JB: The amount of possibilities and avenues I can go off into, and continue to branch off as I grow on social media is amazing. I can go into creating my own brand as I already have that base of people who like my style; even things like this interview, putting my perspective on the streetwear scene is something I didn’t expect would happen. But at the end of the day, I’m still like everyone else – that’s the thing. People think influencers are more special but we’re just like everyone else.
CK: While we’re on the topic of influencers, how did you react when a big influencer like Magnus Ronning (@magnus) gave you a shout out in his YouTube videos?
JB: That’s actually an interesting story because I was holidaying down south and I was with a bunch of my mates outside chilling and then I went on Instagram, and then one of my mates from the US sent me a message saying “Bro you’re in Magnus’ video’, have you seen it yet?” and also a screenshot where it looked like he photoshopped my picture into Magnus’ video and I thought my mate from the US was trying to convince me that Magnus had put me in a video so I didn’t believe it but then my Instagram blew and all of a sudden I gained thousands of followers and it was unreal – I was freaking out.
It’s really cool how influencers are starting to become an almost mainstream celebrity. I was watching Will Smith on YouTube the other day and he was just hanging out with Liza Koshey and I was like, “wow, traditional famous people are hanging out with these people made famous from the internet” – it’s so crazy, you don’t realise how influence you from doing stuff on the internet.
CK: Going in a different track now, what are your thoughts on the current state of streetwear in Australia?
JB: Honestly, there’s a huge difference [compared to other countries]. Well, maybe not Australia in general, but especially in Perth. Usually as an influencer you have to step outside your comfort zone with your fashion to create interest, that’s how you set yourself apart as you’re showing something new to people.
In Perth, because people don’t like to step out of the box here, you kind of get judged. I’ve taken a lot of photos now so I don’t care but I would get heckled almost every time before I had a following. Whereas if you go somewhere like the UK – even in places like Melbourne and Sydney – people are used to the idea of following your dreams, and everyone’s busy doing their own thing that no one cares and aren’t judgmental. Whereas because Perth is small, they always have to have an input on what others are doing because everyone knows everyone. While it doesn’t affect me, it definitely does affect other people.

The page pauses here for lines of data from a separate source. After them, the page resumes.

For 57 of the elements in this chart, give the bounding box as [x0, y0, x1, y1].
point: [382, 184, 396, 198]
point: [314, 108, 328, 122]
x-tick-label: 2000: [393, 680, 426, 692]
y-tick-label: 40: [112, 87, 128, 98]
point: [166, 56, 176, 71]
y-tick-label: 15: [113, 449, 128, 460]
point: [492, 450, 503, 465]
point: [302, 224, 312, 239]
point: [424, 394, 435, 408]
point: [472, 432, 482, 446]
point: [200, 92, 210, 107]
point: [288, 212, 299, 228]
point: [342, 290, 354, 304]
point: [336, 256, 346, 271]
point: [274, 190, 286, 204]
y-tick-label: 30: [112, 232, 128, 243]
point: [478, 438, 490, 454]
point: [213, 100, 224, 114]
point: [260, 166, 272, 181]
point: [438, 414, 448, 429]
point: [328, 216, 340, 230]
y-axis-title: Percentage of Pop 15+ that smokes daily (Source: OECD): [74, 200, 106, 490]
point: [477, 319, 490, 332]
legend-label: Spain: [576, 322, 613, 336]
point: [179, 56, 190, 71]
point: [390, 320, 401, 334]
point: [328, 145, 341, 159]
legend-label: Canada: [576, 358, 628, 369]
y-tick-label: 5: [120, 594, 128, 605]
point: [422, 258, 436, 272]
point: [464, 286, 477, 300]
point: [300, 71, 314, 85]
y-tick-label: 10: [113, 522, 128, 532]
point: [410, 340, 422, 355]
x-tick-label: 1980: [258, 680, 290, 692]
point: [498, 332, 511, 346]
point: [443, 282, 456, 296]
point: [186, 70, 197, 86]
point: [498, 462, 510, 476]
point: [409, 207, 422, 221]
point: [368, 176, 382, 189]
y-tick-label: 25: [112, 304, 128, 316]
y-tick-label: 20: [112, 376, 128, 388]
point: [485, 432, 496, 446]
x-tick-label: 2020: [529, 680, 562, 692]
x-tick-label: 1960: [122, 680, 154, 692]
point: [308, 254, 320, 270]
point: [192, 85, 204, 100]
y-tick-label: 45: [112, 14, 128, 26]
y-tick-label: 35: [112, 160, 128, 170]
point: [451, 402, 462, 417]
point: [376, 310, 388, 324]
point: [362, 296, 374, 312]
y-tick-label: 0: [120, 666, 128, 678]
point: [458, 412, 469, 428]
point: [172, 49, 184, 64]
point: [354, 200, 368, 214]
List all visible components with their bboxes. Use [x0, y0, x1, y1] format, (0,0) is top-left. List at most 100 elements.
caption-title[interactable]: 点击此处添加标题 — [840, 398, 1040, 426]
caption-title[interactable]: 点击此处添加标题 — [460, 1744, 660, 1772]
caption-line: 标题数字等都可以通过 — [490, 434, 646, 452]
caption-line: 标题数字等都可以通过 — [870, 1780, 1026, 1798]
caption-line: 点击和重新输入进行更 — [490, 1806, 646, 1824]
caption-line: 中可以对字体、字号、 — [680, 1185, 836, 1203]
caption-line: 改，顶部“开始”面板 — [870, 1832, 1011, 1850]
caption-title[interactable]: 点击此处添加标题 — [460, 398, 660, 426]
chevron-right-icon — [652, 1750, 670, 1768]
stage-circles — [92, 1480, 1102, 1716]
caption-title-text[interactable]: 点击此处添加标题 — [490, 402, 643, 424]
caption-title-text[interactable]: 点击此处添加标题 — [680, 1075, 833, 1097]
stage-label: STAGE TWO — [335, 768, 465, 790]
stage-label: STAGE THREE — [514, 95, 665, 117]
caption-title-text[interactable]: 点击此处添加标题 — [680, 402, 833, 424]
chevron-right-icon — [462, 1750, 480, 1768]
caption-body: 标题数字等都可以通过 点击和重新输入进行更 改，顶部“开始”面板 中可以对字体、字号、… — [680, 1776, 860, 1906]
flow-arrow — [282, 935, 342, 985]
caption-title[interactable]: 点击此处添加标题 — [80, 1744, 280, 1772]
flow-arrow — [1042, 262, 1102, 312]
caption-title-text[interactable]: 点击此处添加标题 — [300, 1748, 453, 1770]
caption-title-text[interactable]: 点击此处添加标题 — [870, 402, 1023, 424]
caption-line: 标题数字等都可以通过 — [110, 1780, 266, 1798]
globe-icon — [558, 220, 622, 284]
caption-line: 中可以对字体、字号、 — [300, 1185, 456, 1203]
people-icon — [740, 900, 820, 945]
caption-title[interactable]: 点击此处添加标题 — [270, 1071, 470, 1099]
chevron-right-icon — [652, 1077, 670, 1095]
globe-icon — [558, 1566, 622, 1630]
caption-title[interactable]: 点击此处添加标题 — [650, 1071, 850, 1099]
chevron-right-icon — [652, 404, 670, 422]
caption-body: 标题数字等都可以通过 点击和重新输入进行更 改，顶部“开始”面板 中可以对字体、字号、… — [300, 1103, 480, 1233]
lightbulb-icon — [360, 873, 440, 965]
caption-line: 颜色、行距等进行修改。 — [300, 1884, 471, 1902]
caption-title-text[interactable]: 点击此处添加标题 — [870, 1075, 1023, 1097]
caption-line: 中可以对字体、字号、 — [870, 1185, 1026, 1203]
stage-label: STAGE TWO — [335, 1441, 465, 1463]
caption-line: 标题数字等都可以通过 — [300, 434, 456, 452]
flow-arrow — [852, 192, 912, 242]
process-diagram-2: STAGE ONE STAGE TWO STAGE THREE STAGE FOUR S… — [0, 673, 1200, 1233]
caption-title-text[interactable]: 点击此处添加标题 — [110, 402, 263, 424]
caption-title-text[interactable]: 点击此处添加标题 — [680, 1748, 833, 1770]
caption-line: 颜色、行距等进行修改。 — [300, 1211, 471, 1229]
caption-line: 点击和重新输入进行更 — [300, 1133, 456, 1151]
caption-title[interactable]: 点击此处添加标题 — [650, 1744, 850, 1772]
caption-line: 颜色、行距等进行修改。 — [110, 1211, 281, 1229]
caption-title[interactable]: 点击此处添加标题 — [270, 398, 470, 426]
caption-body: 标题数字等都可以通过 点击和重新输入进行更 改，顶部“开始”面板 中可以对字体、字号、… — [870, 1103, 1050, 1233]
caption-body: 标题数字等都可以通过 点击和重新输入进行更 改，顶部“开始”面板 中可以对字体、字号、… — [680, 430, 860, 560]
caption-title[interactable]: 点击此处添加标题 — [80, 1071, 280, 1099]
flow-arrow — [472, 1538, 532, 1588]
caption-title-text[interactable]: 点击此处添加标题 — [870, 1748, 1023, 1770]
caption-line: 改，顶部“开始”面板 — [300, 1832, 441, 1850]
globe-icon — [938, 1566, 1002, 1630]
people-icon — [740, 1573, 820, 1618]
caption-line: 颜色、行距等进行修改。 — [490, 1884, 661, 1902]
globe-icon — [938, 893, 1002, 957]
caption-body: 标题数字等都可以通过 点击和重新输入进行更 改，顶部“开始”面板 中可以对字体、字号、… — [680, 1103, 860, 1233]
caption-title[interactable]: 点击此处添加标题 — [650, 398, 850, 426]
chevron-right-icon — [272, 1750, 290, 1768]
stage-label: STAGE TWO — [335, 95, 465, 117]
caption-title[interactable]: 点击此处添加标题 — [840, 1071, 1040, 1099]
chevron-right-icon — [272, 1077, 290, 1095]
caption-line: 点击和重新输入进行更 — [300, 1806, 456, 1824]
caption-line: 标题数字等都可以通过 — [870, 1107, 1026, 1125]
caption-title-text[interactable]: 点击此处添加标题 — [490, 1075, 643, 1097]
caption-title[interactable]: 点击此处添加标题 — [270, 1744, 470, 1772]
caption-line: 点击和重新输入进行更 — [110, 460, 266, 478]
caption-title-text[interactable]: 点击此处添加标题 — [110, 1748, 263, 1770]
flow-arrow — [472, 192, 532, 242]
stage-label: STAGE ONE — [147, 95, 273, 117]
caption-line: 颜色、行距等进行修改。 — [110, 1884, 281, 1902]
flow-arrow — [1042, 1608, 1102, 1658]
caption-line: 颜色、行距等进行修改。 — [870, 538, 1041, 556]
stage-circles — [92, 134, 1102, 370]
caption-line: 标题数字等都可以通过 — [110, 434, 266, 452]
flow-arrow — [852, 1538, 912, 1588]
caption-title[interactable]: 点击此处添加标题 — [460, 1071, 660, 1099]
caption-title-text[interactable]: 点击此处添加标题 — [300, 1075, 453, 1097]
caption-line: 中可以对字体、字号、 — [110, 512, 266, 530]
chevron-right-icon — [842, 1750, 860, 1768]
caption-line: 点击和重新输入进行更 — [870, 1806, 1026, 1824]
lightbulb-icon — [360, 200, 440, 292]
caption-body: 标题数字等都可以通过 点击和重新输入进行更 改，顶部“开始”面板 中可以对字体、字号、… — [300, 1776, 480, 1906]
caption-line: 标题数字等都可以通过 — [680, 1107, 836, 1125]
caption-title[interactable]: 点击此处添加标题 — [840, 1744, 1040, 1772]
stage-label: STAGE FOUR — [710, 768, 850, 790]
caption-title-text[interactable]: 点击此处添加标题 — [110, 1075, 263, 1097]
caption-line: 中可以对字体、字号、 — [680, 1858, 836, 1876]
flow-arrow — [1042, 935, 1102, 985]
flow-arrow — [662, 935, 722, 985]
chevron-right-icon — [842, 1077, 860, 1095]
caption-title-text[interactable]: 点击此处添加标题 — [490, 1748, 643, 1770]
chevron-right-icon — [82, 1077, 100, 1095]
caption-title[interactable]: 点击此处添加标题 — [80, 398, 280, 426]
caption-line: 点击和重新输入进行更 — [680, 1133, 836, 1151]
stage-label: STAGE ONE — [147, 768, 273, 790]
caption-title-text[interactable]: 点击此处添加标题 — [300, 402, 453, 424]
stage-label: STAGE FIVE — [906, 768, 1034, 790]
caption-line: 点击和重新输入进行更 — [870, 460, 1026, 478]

99 percent of people really support what we’re doing though, and especially people that are really interested in streetwear. It’s nice to hear people come up to me saying ‘you are doing something for Perth’.
CK: So what’s next for you?
JB: Well at the moment, I’m just finish my [university] degree, I mean instead of getting a job in [laboratory medicine], the field which I’m studying in, I’m going to put aside a bit of time into focusing on developing a couple things I’ve been working on: looking at building a clothing and skateboard brand with my brother, as well as a documentary with my friend who’s a videographer which I have no idea when it will finish as we’ve only just started on that.
CK: What are your favourite sneakers at the moment?
JB: Probably the ones I’m wearing right now, the Puma Thunders. They’ve got that technical sole that is quite on trend at the moment. They’re also on the lower price range which I like as it means people are able to look them up and be like “actually, I can get that”. I can wear them with a wider pant as it looks nice paired with them. Other than that, I’ve always had a soft spot for the Waverunner 700s, which I have, other than that, my tastes are constantly changing and what I find interesting is always changing. But right now, coming into summer, the Puma Thunders are my go-to’s.